Nobody calls me Cecil

 

24th August – The Battle of Mons

By daybreak troops from the 3rd Division were trickling back through the Dorsets’ lines. The Battalion HQ had received orders at 2am that they were to fall back south to Pâturages once they were relieved by a 13th Brigade unit. This started with the Duke of Wellington’s who relived D Company at 6am, followed by some of C Company.

The rest, Company B and remnants of A and C stayed put and fought. My guess is that in the confusion it was impossible to know who was passing through them and that their duty, as rearguard, remained to stand and fight. By 11:30am Captain Williams wrote to HQ that “I am being gradually driven in, and my ammunition is almost exhausted”.

But HQ had already left the railway bridge at Wasmes for Pâturages, along with transport and the machine gun section at 8am. They sent Company A to reinforce the Bedfords. The Dorsets were now fighting a rearguard action.

At 10:30am the battalion’s transport ran into a mass of German soldiers who had worked their way round to the rear of the 15th Brigade. Lieutenant Cecil Francis Mowbray Margetts, transport officer and all round hard man, saved the situation from certain disaster by riding into the enemy firing his revolver. Gleichen sees Margetts riding past “streaming with blood from the shoulder.” He was left in the house of a local doctor and later taken prisoner. He was awarded the D.S.O. on the 5th December, the first of the Dorsets to do so, and survived the war, dying at the grand old age of 92 in 1976.

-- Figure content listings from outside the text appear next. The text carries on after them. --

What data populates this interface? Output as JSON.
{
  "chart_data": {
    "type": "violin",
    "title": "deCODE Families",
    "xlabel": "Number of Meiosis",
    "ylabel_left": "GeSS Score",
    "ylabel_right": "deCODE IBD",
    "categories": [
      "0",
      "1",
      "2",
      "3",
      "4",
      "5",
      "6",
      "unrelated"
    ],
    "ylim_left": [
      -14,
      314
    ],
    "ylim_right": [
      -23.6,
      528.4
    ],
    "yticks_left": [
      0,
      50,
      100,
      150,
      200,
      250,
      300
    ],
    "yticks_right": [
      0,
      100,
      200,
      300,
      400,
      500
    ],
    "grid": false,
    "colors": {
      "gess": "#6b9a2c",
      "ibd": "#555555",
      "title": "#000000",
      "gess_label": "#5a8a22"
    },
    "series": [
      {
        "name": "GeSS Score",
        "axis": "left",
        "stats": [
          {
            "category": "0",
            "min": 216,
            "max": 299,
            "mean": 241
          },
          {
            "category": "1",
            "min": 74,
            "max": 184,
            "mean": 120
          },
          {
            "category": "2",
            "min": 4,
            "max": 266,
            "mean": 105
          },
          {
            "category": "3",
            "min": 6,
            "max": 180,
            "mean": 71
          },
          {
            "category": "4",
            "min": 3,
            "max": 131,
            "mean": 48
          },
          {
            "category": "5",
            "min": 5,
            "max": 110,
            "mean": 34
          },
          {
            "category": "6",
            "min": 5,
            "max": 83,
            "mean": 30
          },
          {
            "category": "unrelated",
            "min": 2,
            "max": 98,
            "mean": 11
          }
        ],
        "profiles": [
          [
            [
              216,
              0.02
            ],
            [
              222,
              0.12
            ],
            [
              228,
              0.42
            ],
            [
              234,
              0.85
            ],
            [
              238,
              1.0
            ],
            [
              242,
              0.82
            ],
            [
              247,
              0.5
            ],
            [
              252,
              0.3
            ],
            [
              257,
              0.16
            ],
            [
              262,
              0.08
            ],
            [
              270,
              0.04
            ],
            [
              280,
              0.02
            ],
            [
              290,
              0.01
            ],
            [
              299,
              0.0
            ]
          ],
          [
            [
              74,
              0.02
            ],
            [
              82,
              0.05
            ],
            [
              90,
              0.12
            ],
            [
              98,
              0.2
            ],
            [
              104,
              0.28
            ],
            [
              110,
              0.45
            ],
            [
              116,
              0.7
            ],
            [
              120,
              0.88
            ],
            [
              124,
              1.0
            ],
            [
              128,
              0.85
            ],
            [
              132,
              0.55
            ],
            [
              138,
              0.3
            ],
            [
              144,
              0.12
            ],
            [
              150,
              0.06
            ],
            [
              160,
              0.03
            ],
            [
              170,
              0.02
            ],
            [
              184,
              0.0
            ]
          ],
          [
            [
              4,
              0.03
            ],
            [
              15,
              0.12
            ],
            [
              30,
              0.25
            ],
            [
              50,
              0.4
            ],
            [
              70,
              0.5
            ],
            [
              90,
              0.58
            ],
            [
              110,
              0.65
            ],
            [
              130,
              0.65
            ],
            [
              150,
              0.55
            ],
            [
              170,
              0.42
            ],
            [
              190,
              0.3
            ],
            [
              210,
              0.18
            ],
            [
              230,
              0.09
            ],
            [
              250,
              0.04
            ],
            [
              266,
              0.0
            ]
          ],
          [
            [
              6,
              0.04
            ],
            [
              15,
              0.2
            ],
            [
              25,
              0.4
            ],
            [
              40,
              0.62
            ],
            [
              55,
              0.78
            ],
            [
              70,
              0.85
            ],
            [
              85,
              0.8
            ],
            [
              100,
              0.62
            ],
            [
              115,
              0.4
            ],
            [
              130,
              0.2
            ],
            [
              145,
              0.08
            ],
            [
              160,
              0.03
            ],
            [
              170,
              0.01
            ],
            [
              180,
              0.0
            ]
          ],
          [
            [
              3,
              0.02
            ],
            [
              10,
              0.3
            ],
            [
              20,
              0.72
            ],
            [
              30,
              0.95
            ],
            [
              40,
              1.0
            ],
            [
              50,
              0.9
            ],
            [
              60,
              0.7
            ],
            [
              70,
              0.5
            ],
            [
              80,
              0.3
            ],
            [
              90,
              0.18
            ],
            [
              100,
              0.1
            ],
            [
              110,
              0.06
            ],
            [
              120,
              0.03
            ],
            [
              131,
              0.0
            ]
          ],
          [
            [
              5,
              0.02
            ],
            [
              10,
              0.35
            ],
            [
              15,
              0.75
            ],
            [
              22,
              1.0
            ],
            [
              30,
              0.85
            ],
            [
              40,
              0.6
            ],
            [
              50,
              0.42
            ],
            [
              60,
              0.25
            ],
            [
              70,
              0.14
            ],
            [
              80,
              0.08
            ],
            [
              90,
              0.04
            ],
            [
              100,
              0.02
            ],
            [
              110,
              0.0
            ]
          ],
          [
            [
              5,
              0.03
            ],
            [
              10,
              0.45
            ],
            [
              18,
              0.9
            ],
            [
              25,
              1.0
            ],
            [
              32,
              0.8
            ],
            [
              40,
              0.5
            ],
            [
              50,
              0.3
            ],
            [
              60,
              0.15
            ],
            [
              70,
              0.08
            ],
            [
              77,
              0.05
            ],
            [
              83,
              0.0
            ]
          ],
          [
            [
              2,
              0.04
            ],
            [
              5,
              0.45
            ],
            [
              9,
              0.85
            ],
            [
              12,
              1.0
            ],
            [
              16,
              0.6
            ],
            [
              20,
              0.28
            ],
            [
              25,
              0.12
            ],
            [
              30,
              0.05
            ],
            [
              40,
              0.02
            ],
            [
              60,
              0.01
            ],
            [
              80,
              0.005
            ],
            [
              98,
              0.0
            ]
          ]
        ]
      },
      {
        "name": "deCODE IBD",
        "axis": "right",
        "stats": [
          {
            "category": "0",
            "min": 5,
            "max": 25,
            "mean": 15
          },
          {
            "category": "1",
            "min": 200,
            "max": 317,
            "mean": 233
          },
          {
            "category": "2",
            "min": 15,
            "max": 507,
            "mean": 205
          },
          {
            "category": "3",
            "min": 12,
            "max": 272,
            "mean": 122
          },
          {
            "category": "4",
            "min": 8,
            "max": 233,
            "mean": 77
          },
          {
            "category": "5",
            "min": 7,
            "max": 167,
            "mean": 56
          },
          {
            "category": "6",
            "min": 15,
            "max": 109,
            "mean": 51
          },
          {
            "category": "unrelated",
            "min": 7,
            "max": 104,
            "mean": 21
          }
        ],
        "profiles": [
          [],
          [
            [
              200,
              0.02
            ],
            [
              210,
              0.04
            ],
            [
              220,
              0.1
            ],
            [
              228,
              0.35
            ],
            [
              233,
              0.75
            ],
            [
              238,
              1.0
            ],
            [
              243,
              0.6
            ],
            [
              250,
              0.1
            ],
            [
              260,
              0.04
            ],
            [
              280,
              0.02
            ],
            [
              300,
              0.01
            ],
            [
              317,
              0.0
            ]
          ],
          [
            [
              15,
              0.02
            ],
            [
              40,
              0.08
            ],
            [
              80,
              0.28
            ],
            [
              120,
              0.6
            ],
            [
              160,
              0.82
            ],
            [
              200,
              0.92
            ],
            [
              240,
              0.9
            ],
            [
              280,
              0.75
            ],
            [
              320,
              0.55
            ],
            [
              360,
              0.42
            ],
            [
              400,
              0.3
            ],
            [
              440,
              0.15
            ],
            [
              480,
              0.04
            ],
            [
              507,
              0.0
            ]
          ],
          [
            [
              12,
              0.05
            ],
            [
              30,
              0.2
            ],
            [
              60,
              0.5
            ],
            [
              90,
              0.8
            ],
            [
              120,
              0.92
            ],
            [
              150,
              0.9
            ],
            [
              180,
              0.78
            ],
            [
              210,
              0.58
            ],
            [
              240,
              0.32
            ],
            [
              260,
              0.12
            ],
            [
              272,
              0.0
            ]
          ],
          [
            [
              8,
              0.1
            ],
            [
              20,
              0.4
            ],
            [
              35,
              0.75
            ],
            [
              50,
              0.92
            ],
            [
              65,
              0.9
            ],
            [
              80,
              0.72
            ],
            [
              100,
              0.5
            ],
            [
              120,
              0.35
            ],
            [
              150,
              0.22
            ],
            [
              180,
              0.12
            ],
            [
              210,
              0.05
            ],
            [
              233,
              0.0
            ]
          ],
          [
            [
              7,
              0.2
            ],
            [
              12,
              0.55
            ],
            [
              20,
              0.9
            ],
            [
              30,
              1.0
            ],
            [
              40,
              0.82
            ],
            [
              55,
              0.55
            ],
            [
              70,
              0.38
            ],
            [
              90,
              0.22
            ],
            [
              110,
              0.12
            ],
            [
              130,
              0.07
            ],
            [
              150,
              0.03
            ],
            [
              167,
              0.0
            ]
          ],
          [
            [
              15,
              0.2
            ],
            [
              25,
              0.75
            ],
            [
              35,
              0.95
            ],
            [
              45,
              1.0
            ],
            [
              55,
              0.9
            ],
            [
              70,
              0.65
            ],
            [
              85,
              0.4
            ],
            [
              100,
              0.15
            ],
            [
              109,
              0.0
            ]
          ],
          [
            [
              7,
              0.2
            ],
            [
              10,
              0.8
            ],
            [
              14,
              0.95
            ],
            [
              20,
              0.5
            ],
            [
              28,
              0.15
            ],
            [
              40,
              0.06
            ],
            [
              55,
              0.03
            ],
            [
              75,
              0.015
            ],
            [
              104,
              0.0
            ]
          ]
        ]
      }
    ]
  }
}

By 2pm the situation had become untenable for the rest of the Dorsets and, having exhausted ammunition and, with the Germans pressing their left and right flanks, they “ran for their lives”. Their bravery, and refusal to withdraw throughout the morning, had meant that the rest of the brigade in reserve had got away in fairly good order. They retired to Blaugies pretty much unbothered by the enemy, who had been dealt a very hard blow by the BEF.

Just as they were cooking up some food, exhausted from the fighting and extreme heat, the Dorsets received orders to march across the border to St. Waast in France, where the remnants of the 5th Division were reforming. They arrived there along with the remnants of the 15th Brigade – the Cheshires and Norfolks had had a particularly rough time defending the left hand flank of the 5th Division. The 1st Bn Cheshires was pretty much decimated after a desperate cavalry charge failed to drive off the German attack.

The Dorsets, themselves, had suffered their first casualties: 12 killed, 49 wounded and 69 men missing. Although it’s interesting to note that running a query on the Commonwealth War Graves Commission website lists 20 men from the Dorsetshire Regiment having died on the 23rd August 1914. 12 of those are commemorated at La Ferte-Sous-Jouarre. 6 at Hautrage Military Cemetery, 1 at Houdain-Les-Bavay Communal Cemetery and 1 at Troisvilles Communal Cemetery.

Four officers were missing including Lieutenant Margetts and Captain Hyslop whom we met yesterday. He was “severely wounded” at 10:30am. I dug around and, happily, he survived the war (his full name was Robert George Bingham Maxwell-Hyslop). He became an official historian of The Great War and co-wrote Volume V: 26 September – 11 November: The Advance to Victory in 1947. If you’re feeling rich and going on a 3 month cruise, or serving at Her Majesty’s pleasure, then you can buy the Official History of The Great War (France and Belgium) on a DVD.

The other officer who was injured was Lieutenant Walter Algenon Leishman. Like Margetts, he must have been taken prisoner and, sadly, only survived the war by 3 months, dying on 19 Feb 1919. You can tell he was a POW as he has Exonerated Officers List written on his medal card.


The day’s fighting is really hard to visualise. I’ve tried my best to show the Dorsets’ progress throughout the 24th August but it is, at best, an approximation. The day’s action is best summed up by Lt-Col Ransome. “Confused fighting, complicated by uncertainty as regards the flanks, lack of training in street fighting, and embarrassment over the crowds of civilians thronging through the streets.” The 5th Division had done exactly what had been asked of it. It had fought over an overextended line in impossible terrain but it had held the Germans off for long enough to prevent them completely encircling the BEF and the French Fifth Army.